Ian Woods, president of the Textile Recycling Association, said that up to 750 bins had been removed from areas such as supermarket car parks over the past 18 months, which is estimated to have cost the charities £370,000.

Clothing recycling bins are often placed in the car parks of supermarkets for customers to donate unwanted clothes and textiles but have to be placed there with their permission.

The TRA and CrimeDeter a security firm which acts for its members, said that some of the bins had been rebranded with the logo of Wolverhampton-based Helping Our Future, which is currently under investigation by the Charity Commission, and placed in car parks without the supermarkets’ permission.

The families, they’re relying on that charity to carry out a service for their child. It is a lifesaving service.

Director James Cook, of Recycling Solutions North West, said the charity was particularly important to him because of his son Dexter, who had an undiagnosed heart condition and died when he was only 13 months old.

He told the BBC: “I just can’t understand why any individual would go out and take the clothing banks.

“The families, they’re relying on that charity to carry out a service for their child.
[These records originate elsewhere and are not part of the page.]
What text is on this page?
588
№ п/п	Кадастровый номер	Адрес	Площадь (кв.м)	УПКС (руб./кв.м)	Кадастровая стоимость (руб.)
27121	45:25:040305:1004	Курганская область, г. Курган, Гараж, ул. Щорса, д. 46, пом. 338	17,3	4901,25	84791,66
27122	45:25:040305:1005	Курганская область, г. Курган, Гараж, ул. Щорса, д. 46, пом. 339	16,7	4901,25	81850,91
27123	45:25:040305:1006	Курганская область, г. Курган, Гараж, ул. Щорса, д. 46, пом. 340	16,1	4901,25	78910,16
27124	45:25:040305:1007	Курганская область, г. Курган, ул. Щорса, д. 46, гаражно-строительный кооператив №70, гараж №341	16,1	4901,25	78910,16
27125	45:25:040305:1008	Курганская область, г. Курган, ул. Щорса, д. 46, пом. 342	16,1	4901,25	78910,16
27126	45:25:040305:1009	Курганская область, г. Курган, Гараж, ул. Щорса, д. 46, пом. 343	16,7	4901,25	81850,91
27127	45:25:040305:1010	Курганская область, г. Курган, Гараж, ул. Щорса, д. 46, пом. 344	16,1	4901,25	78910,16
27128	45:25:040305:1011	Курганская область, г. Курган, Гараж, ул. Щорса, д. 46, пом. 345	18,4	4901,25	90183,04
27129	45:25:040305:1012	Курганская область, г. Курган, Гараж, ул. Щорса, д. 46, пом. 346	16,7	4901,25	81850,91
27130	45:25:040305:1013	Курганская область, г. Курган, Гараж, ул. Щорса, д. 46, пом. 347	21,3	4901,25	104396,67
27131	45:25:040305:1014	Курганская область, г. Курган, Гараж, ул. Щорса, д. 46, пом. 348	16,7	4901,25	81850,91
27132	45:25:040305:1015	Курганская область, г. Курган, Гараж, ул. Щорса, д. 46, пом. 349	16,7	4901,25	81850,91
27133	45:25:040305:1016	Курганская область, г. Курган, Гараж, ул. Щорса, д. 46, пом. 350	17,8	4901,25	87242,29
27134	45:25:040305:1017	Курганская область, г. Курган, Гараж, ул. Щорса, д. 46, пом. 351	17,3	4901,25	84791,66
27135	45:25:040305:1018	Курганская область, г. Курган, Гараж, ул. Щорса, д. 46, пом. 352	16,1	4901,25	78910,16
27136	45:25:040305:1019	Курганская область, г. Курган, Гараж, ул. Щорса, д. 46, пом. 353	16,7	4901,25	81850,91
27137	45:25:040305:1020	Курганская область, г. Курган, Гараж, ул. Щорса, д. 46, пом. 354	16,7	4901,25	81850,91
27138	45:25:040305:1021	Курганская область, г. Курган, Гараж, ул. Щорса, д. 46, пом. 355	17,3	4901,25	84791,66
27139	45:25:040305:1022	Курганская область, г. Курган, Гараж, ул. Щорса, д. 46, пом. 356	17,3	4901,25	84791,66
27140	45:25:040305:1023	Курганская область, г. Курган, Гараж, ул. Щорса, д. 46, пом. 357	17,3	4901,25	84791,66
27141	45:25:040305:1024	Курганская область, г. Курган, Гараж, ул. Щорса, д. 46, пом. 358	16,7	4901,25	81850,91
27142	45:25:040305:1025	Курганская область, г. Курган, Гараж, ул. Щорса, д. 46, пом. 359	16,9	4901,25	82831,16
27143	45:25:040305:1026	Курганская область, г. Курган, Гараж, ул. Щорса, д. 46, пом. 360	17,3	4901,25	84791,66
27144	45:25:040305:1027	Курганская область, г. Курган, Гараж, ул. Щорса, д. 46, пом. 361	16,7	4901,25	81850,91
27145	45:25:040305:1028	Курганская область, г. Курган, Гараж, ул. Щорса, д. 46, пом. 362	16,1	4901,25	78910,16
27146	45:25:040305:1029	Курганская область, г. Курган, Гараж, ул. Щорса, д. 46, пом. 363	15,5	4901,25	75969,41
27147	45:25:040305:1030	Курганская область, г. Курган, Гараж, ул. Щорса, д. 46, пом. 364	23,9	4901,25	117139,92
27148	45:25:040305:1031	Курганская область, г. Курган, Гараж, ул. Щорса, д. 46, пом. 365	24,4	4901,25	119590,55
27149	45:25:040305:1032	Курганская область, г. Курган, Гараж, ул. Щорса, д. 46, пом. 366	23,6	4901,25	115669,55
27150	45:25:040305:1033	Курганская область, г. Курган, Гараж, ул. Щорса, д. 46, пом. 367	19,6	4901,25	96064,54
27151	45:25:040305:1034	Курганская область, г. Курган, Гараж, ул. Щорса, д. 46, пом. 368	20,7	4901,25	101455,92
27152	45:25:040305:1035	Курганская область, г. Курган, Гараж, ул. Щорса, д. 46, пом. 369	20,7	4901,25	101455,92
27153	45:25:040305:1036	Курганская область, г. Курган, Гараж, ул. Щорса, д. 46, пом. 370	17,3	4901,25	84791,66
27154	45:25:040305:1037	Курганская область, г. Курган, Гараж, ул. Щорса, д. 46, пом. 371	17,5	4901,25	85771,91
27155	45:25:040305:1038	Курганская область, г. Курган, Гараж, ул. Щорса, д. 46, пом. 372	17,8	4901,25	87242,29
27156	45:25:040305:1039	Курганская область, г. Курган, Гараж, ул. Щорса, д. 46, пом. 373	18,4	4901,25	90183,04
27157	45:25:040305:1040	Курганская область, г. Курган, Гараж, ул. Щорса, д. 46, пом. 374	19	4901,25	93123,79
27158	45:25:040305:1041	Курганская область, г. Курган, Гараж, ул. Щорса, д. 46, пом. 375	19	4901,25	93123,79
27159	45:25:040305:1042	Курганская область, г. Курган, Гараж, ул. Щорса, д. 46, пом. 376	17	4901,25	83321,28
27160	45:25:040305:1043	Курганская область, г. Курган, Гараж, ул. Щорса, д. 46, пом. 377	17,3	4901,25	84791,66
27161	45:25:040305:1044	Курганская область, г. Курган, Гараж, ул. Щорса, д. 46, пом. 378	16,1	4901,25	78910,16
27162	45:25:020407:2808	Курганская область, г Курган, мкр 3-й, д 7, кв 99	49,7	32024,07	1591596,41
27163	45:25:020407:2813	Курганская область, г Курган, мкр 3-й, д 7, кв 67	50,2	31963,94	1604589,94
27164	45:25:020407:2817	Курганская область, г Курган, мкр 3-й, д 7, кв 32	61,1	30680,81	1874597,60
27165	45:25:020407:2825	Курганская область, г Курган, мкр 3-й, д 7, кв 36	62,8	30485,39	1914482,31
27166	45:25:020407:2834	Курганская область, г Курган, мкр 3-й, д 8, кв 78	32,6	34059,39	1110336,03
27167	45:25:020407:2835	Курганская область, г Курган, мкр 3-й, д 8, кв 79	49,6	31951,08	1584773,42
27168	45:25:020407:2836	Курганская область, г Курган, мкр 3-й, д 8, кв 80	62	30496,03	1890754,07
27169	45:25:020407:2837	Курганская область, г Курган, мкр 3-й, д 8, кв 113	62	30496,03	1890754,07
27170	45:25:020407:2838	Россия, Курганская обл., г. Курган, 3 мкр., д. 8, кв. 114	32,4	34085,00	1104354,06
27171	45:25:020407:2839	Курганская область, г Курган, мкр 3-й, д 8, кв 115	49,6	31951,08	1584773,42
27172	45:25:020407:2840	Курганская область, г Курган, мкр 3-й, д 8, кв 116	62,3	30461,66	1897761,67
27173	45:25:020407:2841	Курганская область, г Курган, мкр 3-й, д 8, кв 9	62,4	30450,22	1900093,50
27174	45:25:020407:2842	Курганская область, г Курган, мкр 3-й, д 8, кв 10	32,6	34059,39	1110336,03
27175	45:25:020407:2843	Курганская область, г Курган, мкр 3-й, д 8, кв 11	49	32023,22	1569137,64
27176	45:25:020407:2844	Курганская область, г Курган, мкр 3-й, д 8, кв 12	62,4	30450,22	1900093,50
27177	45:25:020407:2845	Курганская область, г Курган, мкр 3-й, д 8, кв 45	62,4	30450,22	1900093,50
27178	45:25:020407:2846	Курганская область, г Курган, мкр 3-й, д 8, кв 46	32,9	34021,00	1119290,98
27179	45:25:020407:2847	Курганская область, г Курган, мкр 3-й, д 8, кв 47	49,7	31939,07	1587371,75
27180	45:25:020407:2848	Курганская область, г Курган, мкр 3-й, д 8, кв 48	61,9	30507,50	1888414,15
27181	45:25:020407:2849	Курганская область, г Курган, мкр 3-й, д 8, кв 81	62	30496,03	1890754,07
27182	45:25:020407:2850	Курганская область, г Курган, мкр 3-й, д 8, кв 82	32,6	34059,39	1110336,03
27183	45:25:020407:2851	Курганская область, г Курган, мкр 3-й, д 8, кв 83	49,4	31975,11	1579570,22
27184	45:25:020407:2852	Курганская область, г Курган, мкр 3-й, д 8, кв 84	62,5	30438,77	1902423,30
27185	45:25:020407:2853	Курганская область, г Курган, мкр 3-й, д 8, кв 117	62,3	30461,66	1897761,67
It is a lifesaving service.

“I do like to see the target go up every month, I like to see the money climb and I’m going to see it drop next month and that will hurt.”

Helping Our Future is a registered charity which focuses on recycling and waste generation.

A company which says it acts for Helping Our Future told the BBC: “We are an associated contractor to HOF Trading Limited which is the logistical partner to Helping our Future Charity.

“We are contracted to abide by a written protocol which prevents us from carrying out any criminal activity and bringing any holistic partner into disrepute.”

It also alleged that some of its own banks had been taken and that this had been reported to the police.

Business Matters has attempted to contact the charity for further comment.

A Charity Commission spokesman said: “The Commission is examining the charity Helping Our Future as part of a regulatory compliance case.

“We have serious concerns about its management and activities, and are examining trustees’ oversight of the charity, its relationship with third parties, including commercial fundraising companies, and whether the charity’s management and operations have given rise to inappropriate benefit on the part of private individuals or companies.”